Benarkah SEMUA bentuk kekerasan itu SAH dan TERPUJI…?! Apakah Kang Hasan tidak merasa berlebihan dengan kesimpulannya tersebut?
“Sejarah Islam adalah sejarah berhias kekerasan. Sejak Muhammad mampu membangun kekuatan di Madinah, Islam berjalan dari perang ke perang.”
Mungkin Kang Hasan sedang tidak bisa membedakan antara PERISTIWA kekerasan dan AJARAN kekerasan sehingga menyatakan bahwa ‘Islam MENGAJARKAN kekerasan’. Sejarah penyebaran Islam memang penuh dengan PERISTIWA kekerasan dan perang yang hampir tiada hentinya. Tapi menyebutnya sebagai legitimasi untuk MENGAJARKAN kekerasan barangkali terlalu berlebihan!
“Saya melihat pesan-pesan kekerasan dalam ajaran Islam lebih kuat ketimbang pesan-pesan yang mengatur cara penggunaannya. Karenanya, penggunaannya sering menyalahi aturan Islam sendiri.”
Tentu saja kalau kita membaca kisah-kisah tersebut (dan beberapa ayat Al-Qur’an yang akan saya jelaskan nanti) secara tekstual maka SEOLAH-OLAH Islam mengajarkan kekerasan.

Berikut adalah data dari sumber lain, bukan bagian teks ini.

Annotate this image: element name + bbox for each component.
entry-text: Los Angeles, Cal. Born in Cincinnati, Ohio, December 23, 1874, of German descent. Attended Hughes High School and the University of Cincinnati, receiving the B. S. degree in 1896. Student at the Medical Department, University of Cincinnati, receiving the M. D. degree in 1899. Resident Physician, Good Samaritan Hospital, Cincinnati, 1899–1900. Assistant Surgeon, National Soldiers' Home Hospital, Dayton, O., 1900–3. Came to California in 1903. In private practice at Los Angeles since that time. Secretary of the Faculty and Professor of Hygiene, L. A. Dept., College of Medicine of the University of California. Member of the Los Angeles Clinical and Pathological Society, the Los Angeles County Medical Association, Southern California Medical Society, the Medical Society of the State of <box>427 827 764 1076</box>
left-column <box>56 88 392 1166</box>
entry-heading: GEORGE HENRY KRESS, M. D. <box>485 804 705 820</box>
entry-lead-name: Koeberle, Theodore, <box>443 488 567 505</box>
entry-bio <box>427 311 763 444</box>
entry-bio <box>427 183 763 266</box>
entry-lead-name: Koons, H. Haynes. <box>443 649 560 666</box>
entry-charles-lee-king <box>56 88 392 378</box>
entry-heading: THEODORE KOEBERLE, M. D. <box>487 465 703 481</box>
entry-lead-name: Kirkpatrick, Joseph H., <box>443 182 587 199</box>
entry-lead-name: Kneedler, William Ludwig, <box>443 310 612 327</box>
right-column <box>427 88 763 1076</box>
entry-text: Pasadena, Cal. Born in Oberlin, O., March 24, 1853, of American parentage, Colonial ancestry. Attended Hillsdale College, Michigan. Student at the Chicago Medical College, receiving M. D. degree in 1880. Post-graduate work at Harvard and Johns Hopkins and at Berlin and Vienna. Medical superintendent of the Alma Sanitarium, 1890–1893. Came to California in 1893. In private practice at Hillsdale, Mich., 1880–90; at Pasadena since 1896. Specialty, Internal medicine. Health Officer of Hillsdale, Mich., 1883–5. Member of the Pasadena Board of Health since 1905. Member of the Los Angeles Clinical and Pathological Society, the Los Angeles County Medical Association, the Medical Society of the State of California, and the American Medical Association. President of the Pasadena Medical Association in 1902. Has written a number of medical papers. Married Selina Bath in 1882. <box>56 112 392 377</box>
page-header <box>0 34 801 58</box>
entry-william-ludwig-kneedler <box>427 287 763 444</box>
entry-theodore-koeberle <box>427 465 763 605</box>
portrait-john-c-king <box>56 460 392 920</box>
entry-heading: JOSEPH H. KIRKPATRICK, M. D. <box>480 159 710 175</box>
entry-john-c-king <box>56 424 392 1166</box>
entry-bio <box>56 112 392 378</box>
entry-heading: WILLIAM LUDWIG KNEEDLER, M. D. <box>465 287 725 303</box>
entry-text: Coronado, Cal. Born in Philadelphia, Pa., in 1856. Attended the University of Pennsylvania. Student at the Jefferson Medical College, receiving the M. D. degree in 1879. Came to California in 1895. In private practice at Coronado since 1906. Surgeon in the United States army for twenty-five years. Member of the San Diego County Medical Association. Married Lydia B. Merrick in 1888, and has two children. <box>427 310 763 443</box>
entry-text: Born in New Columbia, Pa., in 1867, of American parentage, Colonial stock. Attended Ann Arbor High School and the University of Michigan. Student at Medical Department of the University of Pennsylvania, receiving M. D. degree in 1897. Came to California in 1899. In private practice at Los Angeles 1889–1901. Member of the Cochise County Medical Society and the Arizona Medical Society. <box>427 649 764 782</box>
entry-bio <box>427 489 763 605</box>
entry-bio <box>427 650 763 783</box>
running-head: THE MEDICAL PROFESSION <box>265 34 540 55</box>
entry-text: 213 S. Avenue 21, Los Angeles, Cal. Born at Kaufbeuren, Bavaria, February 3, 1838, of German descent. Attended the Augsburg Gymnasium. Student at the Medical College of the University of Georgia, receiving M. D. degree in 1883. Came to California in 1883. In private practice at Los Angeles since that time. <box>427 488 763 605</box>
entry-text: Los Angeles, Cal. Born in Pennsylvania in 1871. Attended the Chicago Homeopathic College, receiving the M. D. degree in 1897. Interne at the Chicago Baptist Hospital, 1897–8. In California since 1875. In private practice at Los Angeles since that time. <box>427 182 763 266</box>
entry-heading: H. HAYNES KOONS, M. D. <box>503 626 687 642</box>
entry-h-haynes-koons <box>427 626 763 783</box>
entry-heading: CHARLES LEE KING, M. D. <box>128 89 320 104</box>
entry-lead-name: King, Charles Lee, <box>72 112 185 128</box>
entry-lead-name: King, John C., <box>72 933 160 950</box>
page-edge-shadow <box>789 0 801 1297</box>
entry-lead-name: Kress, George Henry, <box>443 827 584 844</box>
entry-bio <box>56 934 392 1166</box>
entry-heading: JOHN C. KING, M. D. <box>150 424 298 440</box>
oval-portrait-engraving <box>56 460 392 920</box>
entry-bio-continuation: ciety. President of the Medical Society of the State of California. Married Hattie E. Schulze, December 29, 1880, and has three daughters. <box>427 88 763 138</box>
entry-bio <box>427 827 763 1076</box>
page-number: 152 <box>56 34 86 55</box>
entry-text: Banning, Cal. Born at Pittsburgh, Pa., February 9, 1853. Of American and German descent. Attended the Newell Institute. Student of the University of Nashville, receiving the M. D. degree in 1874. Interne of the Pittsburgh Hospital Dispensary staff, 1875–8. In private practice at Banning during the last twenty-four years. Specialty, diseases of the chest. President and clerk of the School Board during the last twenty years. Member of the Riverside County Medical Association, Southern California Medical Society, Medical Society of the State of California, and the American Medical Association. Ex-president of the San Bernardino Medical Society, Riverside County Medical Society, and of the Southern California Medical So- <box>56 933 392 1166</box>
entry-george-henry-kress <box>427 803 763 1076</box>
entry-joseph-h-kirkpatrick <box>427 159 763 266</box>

Tapi kalau kita mau memahami konsteksnya dalam ruang dan waktu kesejarahan maka apa yang kita lihat sebagai AJARAN kekerasan sebenarnya hanyalah refleksi kejadian dan peristiwa kesejarahan yang sangat wajar terjadi dalam ruang dan waktu kesejarahan tersebut.
Sebagai contoh, apakah memenggal kepala seorang musuh dalam peperangan merupakan sebuah kekejaman? Perspektif apa yang digunakan dalam menilainya? Bagaimana dengan menembak mati musuh dari jarak jauh tanpa musuh tersebut menyadari bahwa ia sedang diincar dan tidak berdaya untuk menghindarinya?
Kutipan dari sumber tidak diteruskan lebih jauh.